Source: Letter to Obama positive for ricin
A menacing letter sent to President Barack Obama has tested positive for ricin, a law enforcement source said Friday.
The letter had a Shreveport, La., postmark and similar wording to ones sent to Mayor Michael Bloomberg and his gun-control advocacy group, which also were tainted with ricin, the source said. All three letters were postmarked May 20, federal officials said.
Authorities, who think all three letters were sent by the same person, questioned a Texas man in the case Thursday. But Friday authorities were proceeding with caution with this man because they became unsure of the credibility of his wife, who told authorities about him, the source said.
Authorities are investigating any possible connections to other ricin-tainted letters, the source said.
Federal authorities in Spokane, Wash., are investigating whether a man indicted there on charges he sent ricin-laced letters in mid-April to Obama, a federal judge, the CIA, an Air Force base and a post office is connected with the Shreveport letters, the source said.
In the Spokane case, Matthew Ryan Buquet, 38, was charged May 22 with a one-count grand jury indictment for mailing threatening communications, the FBI said. The letters he's suspected of mailing were addressed in handwritten red ink, according to the FBI.
The key ingredient in ricin -- castor beans -- is easy to find. Crude instructions for extracting the lethal poison in them can be found on the Internet. And it doesn't require a chemistry degree or sophisticated lab equipment.
Ricin has been sent to officials sporadically over the years, but experts say there seems to be a recent uptick and that copycat attacks -- made possible by the relative ease of extracting the poison -- may be the reason.

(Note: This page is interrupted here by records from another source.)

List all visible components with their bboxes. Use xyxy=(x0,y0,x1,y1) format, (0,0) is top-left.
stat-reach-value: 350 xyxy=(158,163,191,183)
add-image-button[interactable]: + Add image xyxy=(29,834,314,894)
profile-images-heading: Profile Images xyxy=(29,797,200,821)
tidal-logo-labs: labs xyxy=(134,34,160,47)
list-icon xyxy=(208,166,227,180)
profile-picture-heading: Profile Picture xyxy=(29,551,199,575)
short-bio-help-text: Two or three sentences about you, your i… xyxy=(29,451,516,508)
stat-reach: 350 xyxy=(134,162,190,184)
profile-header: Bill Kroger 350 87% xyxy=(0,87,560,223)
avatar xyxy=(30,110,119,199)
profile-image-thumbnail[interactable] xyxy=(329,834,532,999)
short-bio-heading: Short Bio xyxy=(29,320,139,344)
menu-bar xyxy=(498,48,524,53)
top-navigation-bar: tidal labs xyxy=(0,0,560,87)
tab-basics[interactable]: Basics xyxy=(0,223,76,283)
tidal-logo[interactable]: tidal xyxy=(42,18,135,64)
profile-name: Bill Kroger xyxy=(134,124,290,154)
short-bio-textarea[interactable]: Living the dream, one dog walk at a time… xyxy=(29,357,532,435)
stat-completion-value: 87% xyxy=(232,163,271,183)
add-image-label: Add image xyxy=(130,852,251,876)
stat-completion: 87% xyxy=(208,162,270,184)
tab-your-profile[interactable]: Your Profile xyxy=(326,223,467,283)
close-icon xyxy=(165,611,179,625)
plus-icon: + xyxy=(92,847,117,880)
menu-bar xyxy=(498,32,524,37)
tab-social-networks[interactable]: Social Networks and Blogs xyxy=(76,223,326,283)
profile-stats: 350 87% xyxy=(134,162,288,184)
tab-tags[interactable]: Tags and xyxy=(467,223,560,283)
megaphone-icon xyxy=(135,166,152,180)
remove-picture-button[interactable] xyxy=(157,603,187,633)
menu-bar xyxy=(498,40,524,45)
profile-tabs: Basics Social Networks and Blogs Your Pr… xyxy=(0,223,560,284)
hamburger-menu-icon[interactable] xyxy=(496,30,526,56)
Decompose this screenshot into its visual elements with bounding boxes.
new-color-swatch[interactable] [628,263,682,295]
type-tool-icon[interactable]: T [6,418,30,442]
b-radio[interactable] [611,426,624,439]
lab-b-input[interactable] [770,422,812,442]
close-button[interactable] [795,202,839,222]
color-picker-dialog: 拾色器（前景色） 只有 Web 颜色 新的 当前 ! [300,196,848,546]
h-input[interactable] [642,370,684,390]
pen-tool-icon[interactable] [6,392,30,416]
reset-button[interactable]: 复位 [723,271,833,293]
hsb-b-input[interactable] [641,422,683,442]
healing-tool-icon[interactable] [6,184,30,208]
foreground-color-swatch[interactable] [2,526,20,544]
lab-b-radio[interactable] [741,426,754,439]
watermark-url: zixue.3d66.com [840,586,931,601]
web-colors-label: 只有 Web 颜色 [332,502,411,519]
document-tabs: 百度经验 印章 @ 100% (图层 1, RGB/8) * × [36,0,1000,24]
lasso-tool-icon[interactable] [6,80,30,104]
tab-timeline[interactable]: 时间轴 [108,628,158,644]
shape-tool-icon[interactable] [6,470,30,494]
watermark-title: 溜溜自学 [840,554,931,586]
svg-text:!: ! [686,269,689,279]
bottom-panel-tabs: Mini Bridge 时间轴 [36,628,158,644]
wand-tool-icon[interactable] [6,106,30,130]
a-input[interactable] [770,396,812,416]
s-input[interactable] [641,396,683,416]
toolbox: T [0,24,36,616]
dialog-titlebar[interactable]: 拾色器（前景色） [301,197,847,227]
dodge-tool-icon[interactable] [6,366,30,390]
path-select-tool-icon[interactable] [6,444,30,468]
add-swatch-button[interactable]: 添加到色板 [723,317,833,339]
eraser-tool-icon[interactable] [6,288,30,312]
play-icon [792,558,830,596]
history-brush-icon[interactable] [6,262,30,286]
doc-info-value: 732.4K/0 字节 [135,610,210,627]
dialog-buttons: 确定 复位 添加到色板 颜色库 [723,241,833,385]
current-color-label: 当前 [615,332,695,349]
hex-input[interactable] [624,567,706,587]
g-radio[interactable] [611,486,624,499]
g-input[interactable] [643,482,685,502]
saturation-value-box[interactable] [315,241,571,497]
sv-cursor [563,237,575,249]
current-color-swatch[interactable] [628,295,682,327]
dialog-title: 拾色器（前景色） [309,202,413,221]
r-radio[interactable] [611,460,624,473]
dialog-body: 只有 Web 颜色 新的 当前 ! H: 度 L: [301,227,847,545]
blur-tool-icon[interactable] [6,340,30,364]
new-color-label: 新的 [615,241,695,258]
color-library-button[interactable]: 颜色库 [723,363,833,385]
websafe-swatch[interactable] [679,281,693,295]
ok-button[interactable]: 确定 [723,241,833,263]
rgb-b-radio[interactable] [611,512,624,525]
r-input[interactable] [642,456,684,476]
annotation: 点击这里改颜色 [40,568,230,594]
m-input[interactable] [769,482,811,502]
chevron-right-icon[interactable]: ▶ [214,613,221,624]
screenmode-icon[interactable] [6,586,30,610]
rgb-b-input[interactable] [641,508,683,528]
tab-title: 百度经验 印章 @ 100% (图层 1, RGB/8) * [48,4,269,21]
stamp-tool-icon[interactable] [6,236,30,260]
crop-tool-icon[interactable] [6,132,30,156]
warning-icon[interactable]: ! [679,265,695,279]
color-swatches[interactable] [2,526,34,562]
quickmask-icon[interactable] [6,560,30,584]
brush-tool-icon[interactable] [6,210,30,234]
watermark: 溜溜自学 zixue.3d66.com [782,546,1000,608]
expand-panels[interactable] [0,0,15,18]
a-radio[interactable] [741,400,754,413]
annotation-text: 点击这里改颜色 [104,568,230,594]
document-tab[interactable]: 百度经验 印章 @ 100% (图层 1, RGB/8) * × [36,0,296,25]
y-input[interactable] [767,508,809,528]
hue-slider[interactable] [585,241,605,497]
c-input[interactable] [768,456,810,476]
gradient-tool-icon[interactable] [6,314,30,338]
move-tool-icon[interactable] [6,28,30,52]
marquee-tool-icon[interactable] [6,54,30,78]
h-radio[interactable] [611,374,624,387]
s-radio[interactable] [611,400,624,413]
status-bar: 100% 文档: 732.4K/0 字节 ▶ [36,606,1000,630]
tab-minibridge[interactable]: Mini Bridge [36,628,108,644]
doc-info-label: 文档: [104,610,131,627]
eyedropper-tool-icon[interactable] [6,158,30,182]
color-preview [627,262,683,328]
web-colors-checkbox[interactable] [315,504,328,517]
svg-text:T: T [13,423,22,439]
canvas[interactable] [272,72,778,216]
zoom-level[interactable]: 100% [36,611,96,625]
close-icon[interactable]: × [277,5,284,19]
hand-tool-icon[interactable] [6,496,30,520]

"I can absolutely promise you that when these kinds of things happen, we're going to have copycats. We expect them. We prepare for them. And we catch them," said Murray Cohen, founder of the Atlanta-based Frontline Foundation, which trains workers how to respond to bioterrorism and epidemics.
If inhaled, ricin can cause respiratory failure, among other symptoms. If swallowed, it can shut down the liver and other organs, resulting in death. The amount of ricin that can fit on the head of a pin is said to be enough to kill an adult if properly prepared. No antidote is available, though researchers are trying to develop one.